Different Bassano compositions of the present subject are known in a variety of studio versions and copies. An example in the Prado (146 x 230 cm.) was attributed to Jacopo by Ballarín in 1990 while the Louvre has a version painted by Jacopo's son Leandro (93 x 111 cm.) The present picture appears to be a very rare version, closely related with significant differences, to a picture in the Gemäldegalerie in Dresden, (fig. 1; 113 x 175 cm.). The group of figures on the right part of the composition closely follows those of the Dresden picture with the exception of the figures of Moses and Aaron who have been shrunk and moved from the left foreground to the right background of the present painting. There they appear walking into the distance towards the Israelites' encampment.

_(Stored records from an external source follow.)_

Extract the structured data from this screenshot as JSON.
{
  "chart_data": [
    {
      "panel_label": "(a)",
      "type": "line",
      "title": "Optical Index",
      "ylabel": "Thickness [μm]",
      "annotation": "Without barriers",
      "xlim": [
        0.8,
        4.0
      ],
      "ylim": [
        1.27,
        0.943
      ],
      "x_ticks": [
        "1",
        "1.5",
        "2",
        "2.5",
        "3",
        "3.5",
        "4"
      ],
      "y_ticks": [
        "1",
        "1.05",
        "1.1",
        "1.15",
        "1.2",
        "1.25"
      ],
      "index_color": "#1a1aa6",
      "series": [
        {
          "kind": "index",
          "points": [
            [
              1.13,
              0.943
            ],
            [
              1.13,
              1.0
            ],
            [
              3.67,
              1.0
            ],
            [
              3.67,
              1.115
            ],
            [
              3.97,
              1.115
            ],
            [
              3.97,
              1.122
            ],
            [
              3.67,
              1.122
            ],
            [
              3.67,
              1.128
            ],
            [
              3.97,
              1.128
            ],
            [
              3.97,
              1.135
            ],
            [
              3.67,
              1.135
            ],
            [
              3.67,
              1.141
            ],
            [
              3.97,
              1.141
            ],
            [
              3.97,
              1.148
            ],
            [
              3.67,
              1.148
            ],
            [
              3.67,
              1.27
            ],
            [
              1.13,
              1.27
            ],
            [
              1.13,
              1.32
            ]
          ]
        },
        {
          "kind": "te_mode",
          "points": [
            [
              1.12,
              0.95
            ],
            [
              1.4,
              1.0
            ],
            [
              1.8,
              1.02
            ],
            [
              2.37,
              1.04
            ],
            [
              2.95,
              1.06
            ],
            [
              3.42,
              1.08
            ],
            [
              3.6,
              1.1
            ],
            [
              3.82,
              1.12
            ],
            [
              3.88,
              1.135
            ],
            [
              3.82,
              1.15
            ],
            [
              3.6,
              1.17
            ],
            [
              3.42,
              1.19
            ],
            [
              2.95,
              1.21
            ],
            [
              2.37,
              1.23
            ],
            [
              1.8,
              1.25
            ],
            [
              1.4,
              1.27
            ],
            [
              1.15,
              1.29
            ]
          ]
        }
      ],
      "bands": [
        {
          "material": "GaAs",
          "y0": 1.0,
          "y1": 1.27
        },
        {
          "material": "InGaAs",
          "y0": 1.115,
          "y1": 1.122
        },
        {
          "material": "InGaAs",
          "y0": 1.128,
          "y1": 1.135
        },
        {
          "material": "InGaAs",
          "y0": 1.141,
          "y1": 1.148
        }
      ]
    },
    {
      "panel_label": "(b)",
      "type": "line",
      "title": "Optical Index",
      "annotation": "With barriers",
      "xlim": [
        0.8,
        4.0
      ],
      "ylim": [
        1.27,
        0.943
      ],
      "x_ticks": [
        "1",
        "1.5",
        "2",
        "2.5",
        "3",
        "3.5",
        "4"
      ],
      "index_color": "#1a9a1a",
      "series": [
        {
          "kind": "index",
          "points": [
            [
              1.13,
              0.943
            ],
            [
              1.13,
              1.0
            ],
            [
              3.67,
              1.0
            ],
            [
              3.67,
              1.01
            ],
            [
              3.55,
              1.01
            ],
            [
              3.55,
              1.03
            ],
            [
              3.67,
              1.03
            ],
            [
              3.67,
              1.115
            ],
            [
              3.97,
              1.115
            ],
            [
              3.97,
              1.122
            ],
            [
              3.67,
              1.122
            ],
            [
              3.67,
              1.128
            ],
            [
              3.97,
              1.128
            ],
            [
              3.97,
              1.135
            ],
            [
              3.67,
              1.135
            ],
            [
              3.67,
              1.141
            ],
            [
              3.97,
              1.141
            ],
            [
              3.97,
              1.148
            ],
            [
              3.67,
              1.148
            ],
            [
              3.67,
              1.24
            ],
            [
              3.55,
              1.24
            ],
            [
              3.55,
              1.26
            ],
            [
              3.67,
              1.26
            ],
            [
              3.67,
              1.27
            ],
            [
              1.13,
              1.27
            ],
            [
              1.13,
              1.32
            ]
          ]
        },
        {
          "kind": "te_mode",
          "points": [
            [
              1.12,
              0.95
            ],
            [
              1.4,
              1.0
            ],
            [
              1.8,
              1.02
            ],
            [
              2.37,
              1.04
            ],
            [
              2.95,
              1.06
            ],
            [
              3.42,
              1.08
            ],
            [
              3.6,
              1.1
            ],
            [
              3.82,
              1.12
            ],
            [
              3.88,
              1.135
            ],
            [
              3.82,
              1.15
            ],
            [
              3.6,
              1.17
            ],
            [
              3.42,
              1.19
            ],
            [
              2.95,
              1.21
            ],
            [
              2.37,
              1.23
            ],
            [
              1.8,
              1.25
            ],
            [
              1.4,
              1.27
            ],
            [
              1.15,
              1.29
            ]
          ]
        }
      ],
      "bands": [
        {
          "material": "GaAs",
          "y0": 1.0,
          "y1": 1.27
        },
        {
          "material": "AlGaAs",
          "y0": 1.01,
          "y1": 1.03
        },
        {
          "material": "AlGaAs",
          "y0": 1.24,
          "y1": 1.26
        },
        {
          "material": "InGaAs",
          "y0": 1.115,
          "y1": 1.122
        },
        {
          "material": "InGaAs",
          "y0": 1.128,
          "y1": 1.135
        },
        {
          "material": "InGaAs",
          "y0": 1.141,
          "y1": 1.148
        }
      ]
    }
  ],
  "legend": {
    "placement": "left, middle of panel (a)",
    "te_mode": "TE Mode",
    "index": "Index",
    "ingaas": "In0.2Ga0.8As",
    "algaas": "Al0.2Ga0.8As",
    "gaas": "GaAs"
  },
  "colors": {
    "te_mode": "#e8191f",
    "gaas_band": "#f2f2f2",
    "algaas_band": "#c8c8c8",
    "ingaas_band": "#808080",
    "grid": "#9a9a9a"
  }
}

Bassano's enormous communicative power, seen here in the realism of the figures, his acute attention to naturalistic details, like the cooking utensils and animals, and his humanistic concern for the everyday activities of his contemporaries, defines his unique contribution to art history and prefigured the revolution of realism championed by Caravaggio.

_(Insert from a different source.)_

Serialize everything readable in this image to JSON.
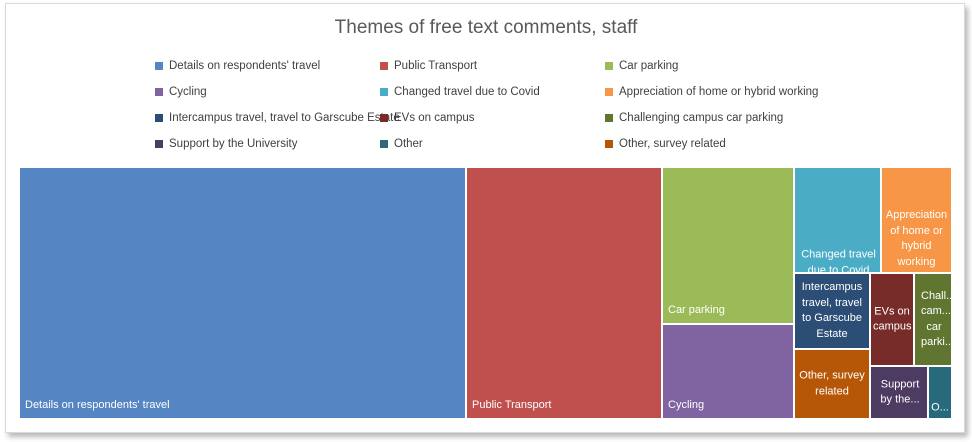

The Manfrin collection was one of the most distinguished Italian collections of the late eighteenth century, including many works now in public collections, including, most notably, Giorgione's The Tempest (Venice, Gallerie dell' Accademia), as well as such works as Veronese's Coronation of Hebe (Boston, Isabella Stewart Gardner Museum), Savoldo's Elijah fed by the Raven (Washington, D.C., National Gallery of Art), Carpaccio's Saint Ursula taking leave of her Father, Marco d'Oggiono's Virgin and Child, Mansueti's Symbolic Representation of the Crucifixion and Jacometto's Portrait of a man (all London, National Gallery). A Lady with a Lute by Palma Vecchio, acquired from the Palazzo Manfrin in Venice in 1857 by Algernon Percy, 4th Duke of Northumberland, is at Alnwick Castle, Northumberland.